The nicest part of the restaurant is the big, expansive deck in the back, adorned with string lights and a flotilla of heat lamps, that faces out toward the San Rafael Creek waterfront. We parked ourselves at one of the sturdy wooden picnic tables and proceeded to order about twice as many tacos as we had any business eating.

El Tucán’s claim to fame is that it was one of the first taquerias to bring Tijuana-style tacos to the Bay Area, with its emphasis on meats grilled over fire (instead of on a flat-top), supple handmade tortillas, and the dollop of guacamole that comes on every taco by default. Arguably, the restaurant’s calling card is its quesatacos, which come laced with a thin layer of extremely crispy cheese. What experience has taught me, though, is that those cheesy tacos are too heavy for me to eat more than two or three in one sitting.

So for our first meal in San Rafael, we instead started with a round of the standard (cheeseless) asada tacos, which were as phenomenal as we remembered; the steak was chopped finer, and came out so much juicier and more tender, than at your typical taco shop. Topped with a tangle of grilled onions and that big scoop of guacamole, the taco felt luxurious to eat, like a full meal in and of itself.

Diners who want to splurge a bit can try one of the premium ($9) specialty tacos, like the arrachera (skirt steak) taco, which puts an entire mini steak on top of a tortilla. We loved how pleasantly chewy and crisp-edged the steak was — though we probably would have been even happier trading it for two more asada tacos.

The real highlight of the restaurant, however, was another exemplar of Baja California cuisine: Baja-style fried fish tacos and shrimp tacos, which are only available at the San Rafael location.

One of my controversial food opinions is that Baja fish tacos are the only good fish tacos — you can keep your fussy little grilled fish tacos. But I also rarely order them in the Bay Area. There are so few places here that do them well (hello, Cholita Linda!), and you wind up paying twice as much for a taco that’s only half as good as what you can get at, say, any random spot in San Diego.

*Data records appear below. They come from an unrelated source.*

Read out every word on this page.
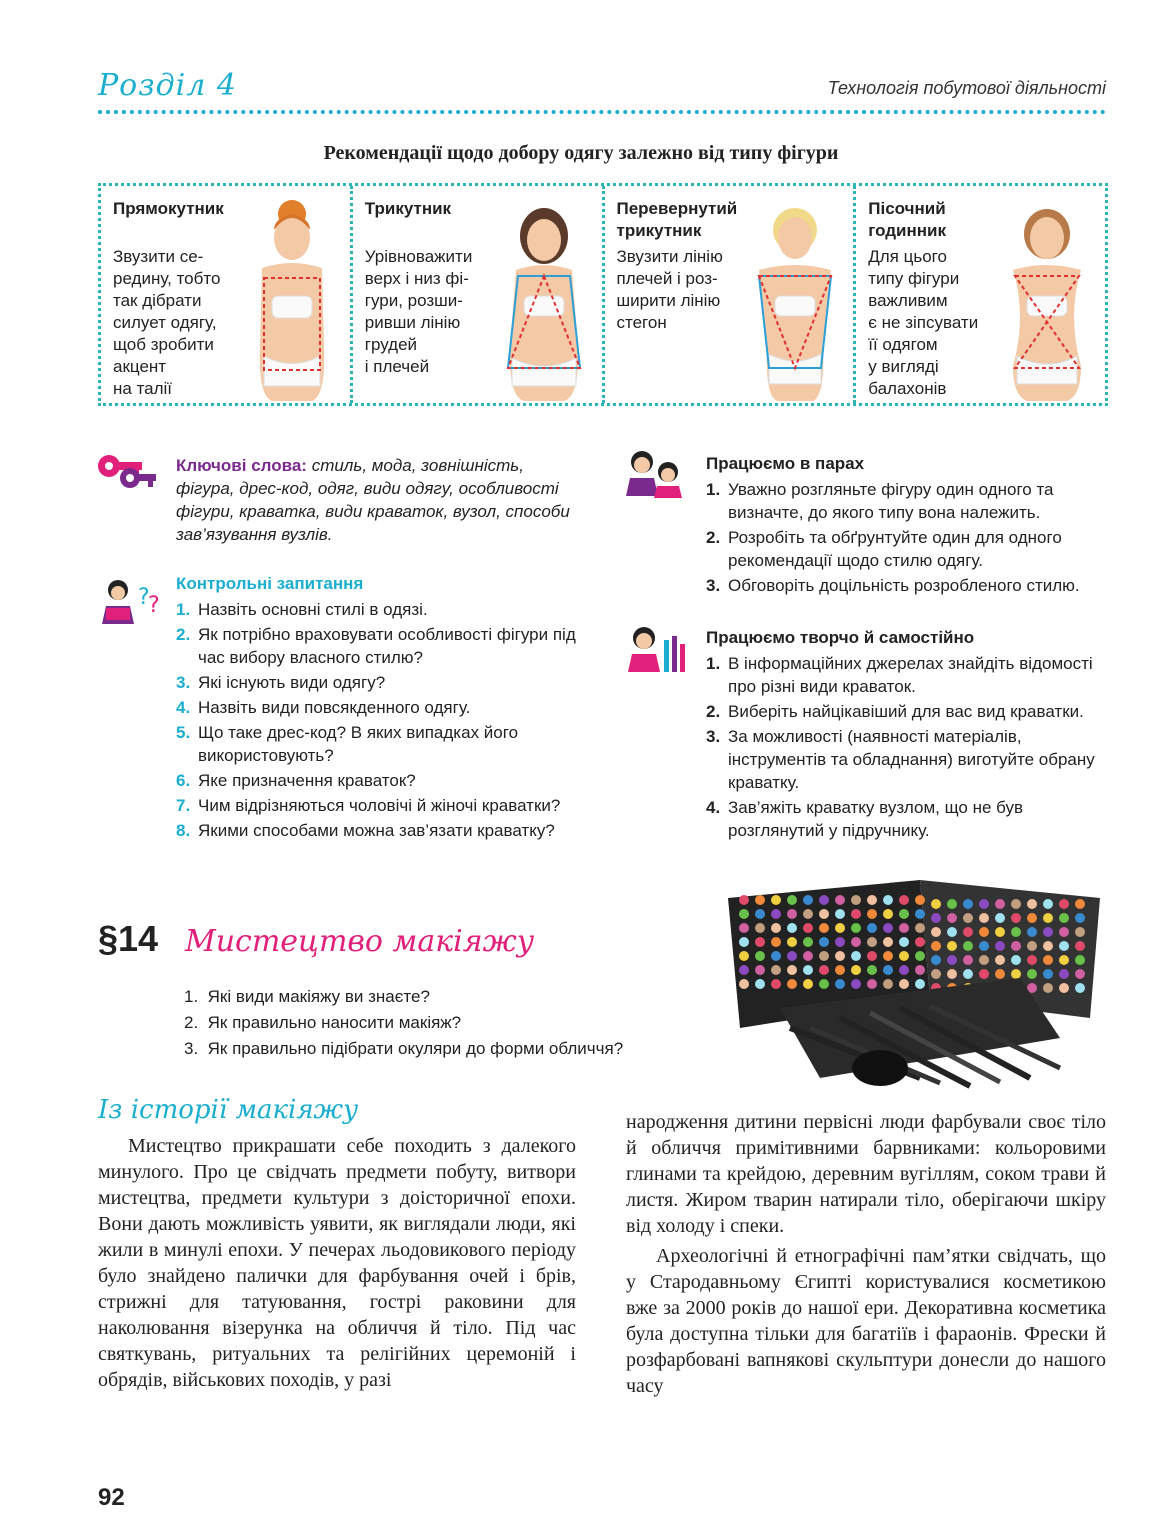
Розділ 4	Технологія побутової діяльності
Рекомендації щодо добору одягу залежно від типу фігури
Прямокутник
Звузити се-
редину, тобто
так дібрати
силует одягу,
щоб зробити
акцент
на талії
Трикутник
Урівноважити
верх і низ фі-
гури, розши-
ривши лінію
грудей
і плечей
Перевернутий трикутник
Звузити лінію
плечей і роз-
ширити лінію
стегон
Пісочний годинник
Для цього
типу фігури
важливим
є не зіпсувати
її одягом
у вигляді
балахонів
Ключові слова: стиль, мода, зовнішність, фігура, дрес-код, одяг, види одягу, особливості фігури, краватка, види краваток, вузол, способи зав’язування вузлів.
?
?
Контрольні запитання
1. Назвіть основні стилі в одязі.
2. Як потрібно враховувати особливості фігури під час вибору власного стилю?
3. Які існують види одягу?
4. Назвіть види повсякденного одягу.
5. Що таке дрес-код? В яких випадках його використовують?
6. Яке призначення краваток?
7. Чим відрізняються чоловічі й жіночі краватки?
8. Якими способами можна зав’язати краватку?
Працюємо в парах
1. Уважно розгляньте фігуру один одного та визначте, до якого типу вона належить.
2. Розробіть та обґрунтуйте один для одного рекомендації щодо стилю одягу.
3. Обговоріть доцільність розробленого стилю.
Працюємо творчо й самостійно
1. В інформаційних джерелах знайдіть відомості про різні види краваток.
2. Виберіть найцікавіший для вас вид краватки.
3. За можливості (наявності матеріалів, інструментів та обладнання) виготуйте обрану краватку.
4. Зав’яжіть краватку вузлом, що не був розглянутий у підручнику.
§14 Мистецтво макіяжу
1. Які види макіяжу ви знаєте?
2. Як правильно наносити макіяж?
3. Як правильно підібрати окуляри до форми обличчя?
Із історії макіяжу
Мистецтво прикрашати себе походить з далекого минулого. Про це свідчать предмети побуту, витвори мистецтва, предмети культури з доісторичної епохи. Вони дають можливість уявити, як виглядали люди, які жили в минулі епохи. У печерах льодовикового періоду було знайдено палички для фарбування очей і брів, стрижні для татуювання, гострі раковини для наколювання візерунка на обличчя й тіло. Під час святкувань, ритуальних та релігійних церемоній і обрядів, військових походів, у разі
народження дитини первісні люди фарбували своє тіло й обличчя примітивними барвниками: кольоровими глинами та крейдою, деревним вугіллям, соком трави й листя. Жиром тварин натирали тіло, оберігаючи шкіру від холоду і спеки.
Археологічні й етнографічні пам’ятки свідчать, що у Стародавньому Єгипті користувалися косметикою вже за 2000 років до нашої ери. Декоративна косметика була доступна тільки для багатіїв і фараонів. Фрески й розфарбовані вапнякові скульптури донесли до нашого часу
92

I’m happy to report, then, that the fish tacos at El Tucán are spectacular. They’re pricey, yes, at $8 a pop. But they’re also huge, with one plump, impeccably fried fillet that’s moist and tender, with an airy-light batter. There’s also limey chipotle crema and a tangle of delicately sliced cabbage and pickled onions. Taken all together, it makes for a flawlessly balanced bite. The Baja shrimp taco, which combines all of the same components with a pile of batter-fried shrimp, is just as good.

Like every other trend-hopping taqueria in the Bay, El Tucán has jumped on the quesabirria hype train, with an assortment of birria-centric menu items that run the gamut from standard quesabirria tacos and consomé-dipped “red tacos” to super-sized birria “pizza.” We tried one of the red tacos with adobada (Tijuana-style al pastor) and found it tasty enough, if a little too heavy and cheesy for how stuffed we already felt at that stage in the meal. What we did enjoy, however, is El Tucán’s take on birria ramen — a rather elegant, stewy version, served with sliced avocado on top. It had a homey warmth to it that was especially nice on a chilly night.

In the end, there was a part of us that still preferred the old El Tucán in Richmond, where you stand in line, shoulder to shoulder with strangers, grab a plastic stool on the patio and wolf your food down in the semi-darkness. Certainly, it’s more chaotic, with a certain kind of romance. But if you’ve come with a group of friends and want to kick it for a while, that big deck overlooking the boats on the water is tough to beat. Especially with ice-cold Pacifica on draft and a couple of fish tacos in your belly.


El Tucán Tacos & Beer is open Sunday and Tuesday through Thursday 11 a.m.–9 p.m., and Friday and Saturday 11 a.m.–11 p.m. at 15 Harbor St. in San Rafael.